Alors qu'il approche de la barre des 100 000 euros de gains en prize-money, le skieur continue à se démener, en coulisses, pour assouvir une passion extrêmement coûteuse.

Laurent Monbaillu
Belgium's Armand Marchant competes during the men's slalom event of the FIS Alpine Skiing World Cup in Gurgl, Austria on November 22, 2025. (Photo by Johann GRODER / various sources / AFP) / Austria OUT
Armand Marchant porte haut les couleurs de la Belgique sur le circuit mondial.
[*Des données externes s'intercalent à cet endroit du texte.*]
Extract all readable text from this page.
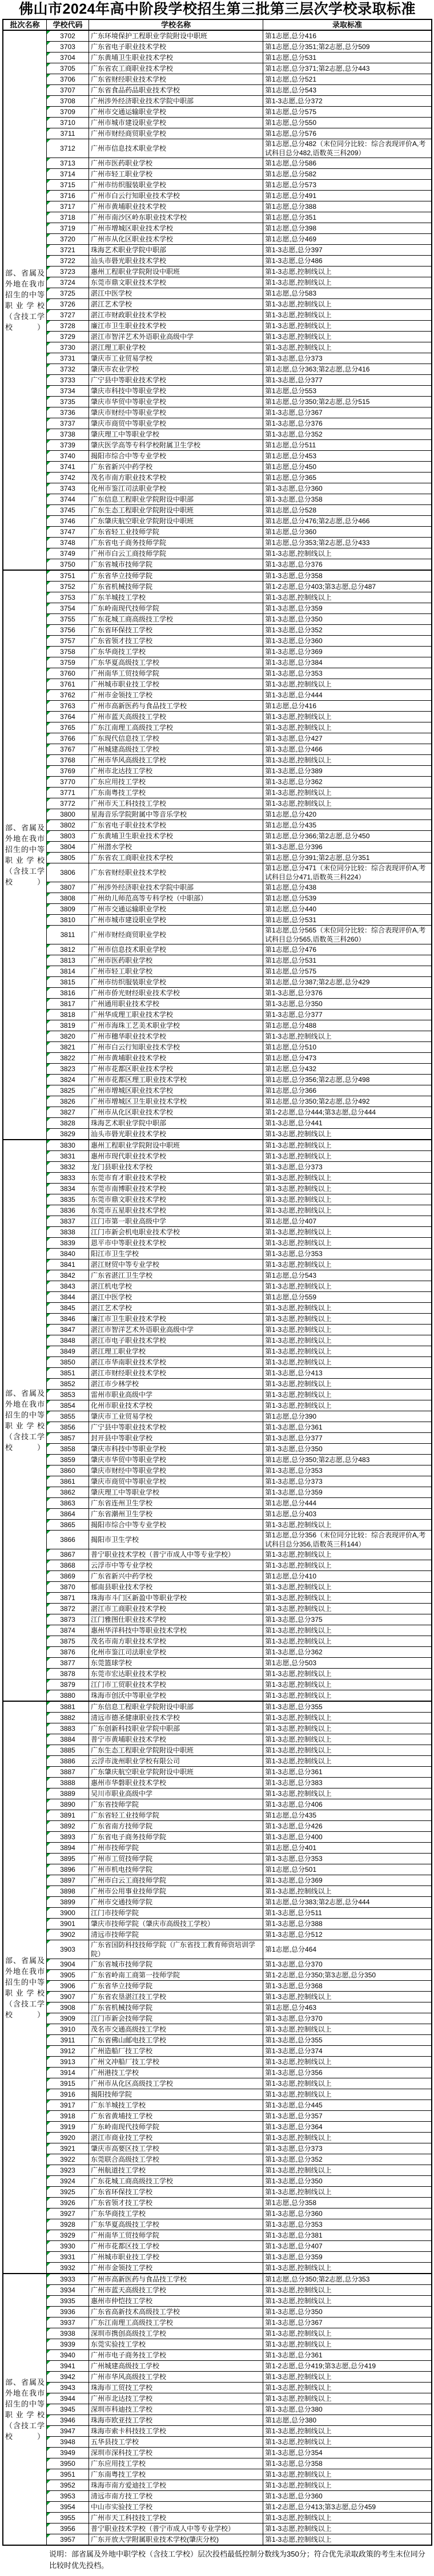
佛山市2024年高中阶段学校招生第三批第三层次学校录取标准
批次名称	学校代码	学校名称	录取标准
部、省属及外地在我市招生的中等职业学校（含技工学校）
3702 广东环境保护工程职业学院附设中职班	第1志愿,总分416
3703 广东省电子职业技术学校	第1志愿,总分351;第2志愿,总分509
3704 广东黄埔卫生职业技术学校	第1志愿,总分531
3705 广东省农工商职业技术学校	第1志愿,总分371;第2志愿,总分443
3706 广东省财经职业技术学校	第1志愿,总分521
3707 广东省食品药品职业技术学校	第1志愿,总分543
3708 广州涉外经济职业技术学院中职部	第1-3志愿,总分372
3709 广州市交通运输职业学校	第1志愿,总分575
3710 广州市城市建设职业学校	第1志愿,总分550
3711 广州市财经商贸职业学校	第1志愿,总分576
3712 广州市信息技术职业学校
第1志愿,总分482（末位同分比较：综合表现评价A,考试科目总分482,语数英三科209）
3713 广州市医药职业学校	第1志愿,总分586
3714 广州市轻工职业学校	第1志愿,总分582
3715 广州市纺织服装职业学校	第1志愿,总分573
3716 广州市白云行知职业技术学校	第1志愿,总分491
3717 广州市黄埔职业技术学校	第1志愿,总分388
3718 广州市南沙区岭东职业技术学校	第1志愿,总分351
3719 广州市增城区职业技术学校	第1志愿,总分398
3720 广州市从化区职业技术学校	第1志愿,总分469
3721 珠海艺术职业学院中职部	第1-3志愿,总分397
3722 汕头市礐光职业技术学校	第1-3志愿,总分486
3723 惠州工程职业学院附设中职班	第1-3志愿,控制线以上
3724 东莞市鼎文职业技术学校	第1-3志愿,控制线以上
3725 湛江中医学校	第1志愿,总分583
3726 湛江艺术学校	第1-3志愿,控制线以上
3727 湛江市财政职业技术学校	第1-3志愿,控制线以上
3728 廉江市卫生职业技术学校	第1-3志愿,控制线以上
3729 湛江市智洋艺术外语职业高级中学	第1-3志愿,控制线以上
3730 湛江理工职业学校	第1-3志愿,控制线以上
3731 肇庆市工业贸易学校	第1-3志愿,总分373
3732 肇庆市农业学校	第1志愿,总分363;第2志愿,总分416
3733 广宁县中等职业技术学校	第1-3志愿,总分377
3734 肇庆市科技中等职业学校	第1志愿,总分553
3735 肇庆市华贸中等职业学校	第1志愿,总分350;第2志愿,总分515
3736 肇庆市财经中等职业学校	第1-3志愿,总分367
3737 肇庆市商贸中等职业学校	第1-3志愿,总分376
3738 肇庆理工中等职业学校	第1-3志愿,总分352
3739 肇庆医学高等专科学校附属卫生学校	第1志愿,总分511
3740 揭阳市综合中等专业学校	第1志愿,总分453
3741 广东省新兴中药学校	第1志愿,总分450
3742 茂名市南方职业技术学校	第1志愿,总分365
3743 化州市鉴江司法职业学校	第1-3志愿,总分360
3744 广东信息工程职业学院附设中职部	第1-3志愿,总分358
3745 广东生态工程职业学院附设中职班	第1志愿,总分528
3746 广东肇庆航空职业学院附设中职班	第1志愿,总分476;第2志愿,总分466
3747 广东省轻工业技师学院	第1志愿,总分360
3748 广东省电子商务技师学院	第1志愿,总分353;第2志愿,总分433
3749 广州市白云工商技师学院	第1-3志愿,控制线以上
3750 广东省城市技师学院	第1-3志愿,总分376
部、省属及外地在我市招生的中等职业学校（含技工学校）
3751 广东省华立技师学院	第1-3志愿,总分358
3752 广东省机械技师学院	第1-2志愿,总分403;第3志愿,总分487
3753 广东羊城技工学校	第1-3志愿,控制线以上
3754 广东岭南现代技师学院	第1-3志愿,总分359
3755 广东花城工商高级技工学校	第1-3志愿,总分350
3756 广东省环保技工学校	第1-3志愿,总分352
3757 广东省领才技工学校	第1-3志愿,总分360
3758 广东华商技工学校	第1-3志愿,总分369
3759 广东华夏高级技工学校	第1-3志愿,总分384
3760 广州南华工贸技师学院	第1-3志愿,总分353
3761 广州城市职业技工学校	第1-3志愿,控制线以上
3762 广州市金领技工学校	第1-3志愿,总分444
3763 广州市高新医药与食品技工学校	第1志愿,总分416
3764 广州市蓝天高级技工学校	第1-3志愿,控制线以上
3765 广东江南理工高级技工学校	第1-3志愿,控制线以上
3766 广东现代信息技工学校	第1-3志愿,总分427
3767 广州城建高级技工学校	第1-3志愿,总分466
3768 广州市华风高级技工学校	第1-3志愿,控制线以上
3769 广州市北达技工学校	第1-3志愿,总分389
3770 广东应用技工学校	第1-3志愿,总分362
3771 广东南粤技工学校	第1-3志愿,控制线以上
3772 广州市天工科技技工学校	第1-3志愿,控制线以上
3800 星海音乐学院附属中等音乐学校	第1志愿,总分420
3802 广东省电子职业技术学校	第1志愿,总分435
3803 广东黄埔卫生职业技术学校	第1志愿,总分366;第2志愿,总分450
3804 广州潜水学校	第1-3志愿,总分396
3805 广东省农工商职业技术学校	第1志愿,总分391;第2志愿,总分351
3806 广东省财经职业技术学校
第1志愿,总分471（末位同分比较：综合表现评价A,考试科目总分471,语数英三科224）
3807 广州涉外经济职业技术学院中职部	第1志愿,总分438
3808 广州幼儿师范高等专科学校（中职部）	第1志愿,总分539
3809 广州市交通运输职业学校	第1志愿,总分440
3810 广州市城市建设职业学校	第1志愿,总分531
3811 广州市财经商贸职业学校
第1志愿,总分565（末位同分比较：综合表现评价A,考试科目总分565,语数英三科260）
3812 广州市信息技术职业学校	第1志愿,总分476
3813 广州市医药职业学校	第1志愿,总分531
3814 广州市轻工职业学校	第1志愿,总分575
3815 广州市纺织服装职业学校	第1志愿,总分387;第2志愿,总分429
3816 广州市侨光财经职业技术学校	第1-3志愿,总分376
3817 广州通用职业技术学校	第1-3志愿,总分350
3818 广州华成理工职业技术学校	第1-3志愿,总分377
3819 广州市海珠工艺美术职业学校	第1志愿,总分488
3820 广州市穗华职业技术学校	第1-3志愿,控制线以上
3821 广州市白云行知职业技术学校	第1志愿,总分510
3822 广州市黄埔职业技术学校	第1志愿,总分473
3823 广州市花都区职业技术学校	第1志愿,总分432
3824 广州市花都区理工职业技术学校	第1志愿,总分356;第2志愿,总分498
3825 广州市增城区职业技术学校	第1志愿,总分366
3826 广州市增城区卫生职业技术学校	第1志愿,总分350;第2志愿,总分492
3827 广州市从化区职业技术学校	第1-2志愿,总分444;第3志愿,总分444
3828 珠海艺术职业学院中职部	第1-3志愿,总分441
3829 汕头市礐光职业技术学校	第1-3志愿,控制线以上
部、省属及外地在我市招生的中等职业学校（含技工学校）
3830 惠州工程职业学院附设中职班	第1-3志愿,控制线以上
3831 惠州市现代职业技术学校	第1-3志愿,控制线以上
3832 龙门县职业技术学校	第1-3志愿,总分373
3833 东莞市育才职业技术学校	第1-3志愿,控制线以上
3834 东莞市南博职业技术学校	第1-3志愿,控制线以上
3835 东莞市鼎文职业技术学校	第1-3志愿,控制线以上
3836 东莞市五星职业技术学校	第1-3志愿,控制线以上
3837 江门市第一职业高级中学	第1志愿,总分407
3838 江门市新会机电职业技术学校	第1-3志愿,控制线以上
3839 恩平市中等职业技术学校	第1-3志愿,控制线以上
3840 阳江市卫生学校	第1-3志愿,总分353
3841 湛江财贸中等专业学校	第1-3志愿,控制线以上
3842 广东省湛江卫生学校	第1志愿,总分543
3843 湛江机电学校	第1-3志愿,控制线以上
3844 湛江中医学校	第1志愿,总分559
3845 湛江艺术学校	第1-3志愿,控制线以上
3846 廉江市卫生职业技术学校	第1-3志愿,控制线以上
3847 湛江市智洋艺术外语职业高级中学	第1-3志愿,控制线以上
3848 湛江市电子职业技术学校	第1-3志愿,控制线以上
3849 湛江理工职业学校	第1-3志愿,控制线以上
3850 湛江市华南职业技术学校	第1-3志愿,控制线以上
3851 湛江市财经职业技术学校	第1-3志愿,总分413
3852 湛江市少林学校	第1-3志愿,控制线以上
3853 雷州市职业高级中学	第1-3志愿,控制线以上
3854 化州市职业技术学校	第1-3志愿,控制线以上
3855 肇庆市工业贸易学校	第1志愿,总分390
3856 广宁县中等职业技术学校	第1-3志愿,总分361
3857 封开县中等职业学校	第1-3志愿,总分377
3858 肇庆市科技中等职业学校	第1-3志愿,总分350
3859 肇庆市华贸中等职业学校	第1志愿,总分350;第2志愿,总分483
3860 肇庆市财经中等职业学校	第1-3志愿,总分353
3861 肇庆市商贸中等职业学校	第1-3志愿,总分373
3862 肇庆理工中等职业学校	第1-3志愿,总分359
3863 广东省连州卫生学校	第1志愿,总分444
3864 广东省潮州卫生学校	第1志愿,总分403
3865 揭阳市综合中等专业学校	第1-3志愿,控制线以上
3866 揭阳市卫生学校
第1志愿,总分356（末位同分比较：综合表现评价A,考试科目总分356,语数英三科144）
3867 普宁职业技术学校（普宁市成人中等专业学校）	第1-3志愿,控制线以上
3868 云浮市中等专业学校	第1-3志愿,控制线以上
3869 广东省新兴中药学校	第1志愿,总分410
3870 郁南县职业技术学校	第1-3志愿,控制线以上
3871 珠海市斗门区新盈中等职业学校	第1-3志愿,控制线以上
3872 湛江市工商职业技术学校	第1-3志愿,控制线以上
3873 江门雅图仕职业技术学校	第1-3志愿,总分375
3874 惠州华洋科技中等职业技术学校	第1-3志愿,控制线以上
3875 茂名市南方职业技术学校	第1-3志愿,控制线以上
3876 化州市鉴江司法职业学校	第1-3志愿,总分362
3877 东莞篮球学校	第1志愿,总分503
3878 东莞市宏达职业技术学校	第1-3志愿,控制线以上
3879 江门市工贸职业技术学校	第1-3志愿,控制线以上
3880 珠海市创沃中等职业学校	第1-3志愿,控制线以上
部、省属及外地在我市招生的中等职业学校（含技工学校）
3881 广东信息工程职业学院附设中职部	第1-3志愿,总分355
3882 清远市德圣健康职业技术学校	第1-3志愿,控制线以上
3883 广东创新科技职业学院中职部	第1-3志愿,控制线以上
3884 普宁市黄埔职业技术学校	第1-3志愿,控制线以上
3885 广东生态工程职业学院附设中职班	第1-3志愿,控制线以上
3886 云浮市泷州职业学校有限公司	第1-3志愿,控制线以上
3887 广东肇庆航空职业学院附设中职班	第1-3志愿,总分361
3888 惠州市华磐职业技术学校	第1-3志愿,总分383
3889 吴川市职业高级中学	第1-3志愿,控制线以上
3890 广东省技师学院	第1-3志愿,总分406
3891 广东省轻工业技师学院	第1志愿,总分435
3892 广东省南方技师学院	第1-3志愿,总分426
3893 广东省电子商务技师学院	第1-3志愿,总分400
3894 广州市技师学院	第1志愿,总分401
3895 广州市工贸技师学院	第1-3志愿,总分353
3896 广州市机电技师学院	第1志愿,总分501
3897 广州市白云工商技师学院	第1-3志愿,总分369
3898 广州市公用事业技师学院	第1-3志愿,控制线以上
3899 广州市交通技师学院	第1志愿,总分383;第2志愿,总分444
3900 江门市技师学院	第1-3志愿,总分511
3901 肇庆市技师学院（肇庆市高级技工学校）	第1-3志愿,总分388
3902 清远市技师学院	第1-3志愿,总分512
3903
广东省国防科技技师学院（广东省技工教育师资培训学院）
第1志愿,总分464
3904 广东省城市技师学院	第1-3志愿,总分370
3905 广东省岭南工商第一技师学院	第1-2志愿,总分350;第3志愿,总分350
3906 广东省华立技师学院	第1-3志愿,总分368
3907 广东省农垦湛江技工学校	第1-3志愿,控制线以上
3908 广东省机械技师学院	第1志愿,总分463
3909 江门市新会技师学院	第1-3志愿,总分370
3910 茂名市交通高级技工学校	第1-3志愿,控制线以上
3911 广东省佛山邮电技工学校	第1-3志愿,总分355
3912 广州造船厂技工学校	第1-3志愿,总分374
3913 广州文冲船厂技工学校	第1-3志愿,控制线以上
3914 广州港技工学校	第1-3志愿,总分356
3915 广州市从化区高级技工学校	第1-3志愿,控制线以上
3916 揭阳技师学院	第1-3志愿,控制线以上
3917 广东羊城技工学校	第1-3志愿,总分445
3918 广东省黄埔技工学校	第1-3志愿,总分357
3919 广东岭南现代技师学院	第1-3志愿,总分364
3920 湛江市商业技工学校	第1-3志愿,控制线以上
3921 肇庆市高要区技工学校	第1-3志愿,总分373
3922 东莞联合高级技工学校	第1-3志愿,总分352
3923 广州航道技工学校	第1-3志愿,控制线以上
3924 广东花城工商高级技工学校	第1-3志愿,总分350
3925 广东省环保技工学校	第1-3志愿,控制线以上
3926 广东省领才技工学校	第1志愿,总分358
3927 广东华商技工学校	第1-3志愿,总分360
3928 广东华夏高级技工学校	第1-3志愿,总分353
3929 广州南华工贸技师学院	第1-3志愿,总分381
3930 广州市花都区技工学校	第1-3志愿,总分407
3931 广州城市职业技工学校	第1-3志愿,总分359
3932 广州市金领技工学校	第1-3志愿,控制线以上
部、省属及外地在我市招生的中等职业学校（含技工学校）
3933 广州市高新医药与食品技工学校	第1志愿,总分350;第2志愿,总分353
3934 广州市蓝天高级技工学校	第1-3志愿,控制线以上
3935 惠州市仲恺技工学校	第1-3志愿,控制线以上
3936 广东省高新技术高级技工学校	第1-3志愿,总分350
3937 广东江南理工高级技工学校	第1-3志愿,总分367
3938 深圳市携创高级技工学校	第1-3志愿,控制线以上
3939 东莞实验技工学校	第1-3志愿,控制线以上
3940 广州市电子商务技工学校	第1-3志愿,总分361
3941 广州城建高级技工学校	第1-2志愿,总分419;第3志愿,总分419
3942 广州市华风高级技工学校	第1-3志愿,控制线以上
3943 珠海市工贸技工学校	第1-3志愿,控制线以上
3944 广州市北达技工学校	第1-3志愿,控制线以上
3945 深圳市科迪技工学校	第1-3志愿,总分380
3946 珠海市欧亚技工学校	第1志愿,总分380
3947 珠海市索卡科技技工学校	第1-3志愿,控制线以上
3948 五华县技工学校	第1-3志愿,控制线以上
3949 深圳市深科技工学校	第1-3志愿,总分354
3950 广东应用技工学校	第1-3志愿,总分358
3951 广东南粤技工学校	第1-3志愿,控制线以上
3952 珠海市南方爱迪技工学校	第1-3志愿,控制线以上
3953 清远市南方技工学校	第1-3志愿,总分360
3954 中山市实验技工学校	第1-2志愿,总分413;第3志愿,总分459
3955 广州市天工科技技工学校	第1-3志愿,控制线以上
3956 普宁职业技术学校（普宁市成人中等专业学校）	第1-3志愿,控制线以上
3957 广东开放大学附属职业技术学校(肇庆分校)	第1-3志愿,控制线以上
说明：部省属及外地中职学校（含技工学校）层次投档最低控制分数线为350分；符合优先录取政策的考生末位同分比较时优先投档。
Comment devenir skieur alpin professionnel quand on vient d'un pays sans montagne et (quasiment) sans neige ? La recette est, somme toute, relativement simple : il faut… s'exiler. C'est ce qu'a fait Armand Marchant, à l'âge de 13 ans, lorsqu'il a décidé de rejoindre son entraîneur Raphaël Burtin, avec quelques autres jeunes skieurs repérés par le technicien français, à La Roche-sur-Foron.

Le Thimistérien, qui connaissait déjà bien le milieu de la montagne pour s'y rendre tous les week-ends en camping-car avec ses parents depuis la tendre enfance, n'a pas hésité, quitte à sacrifier ses études. Sa motivation et son travail ont fait le reste.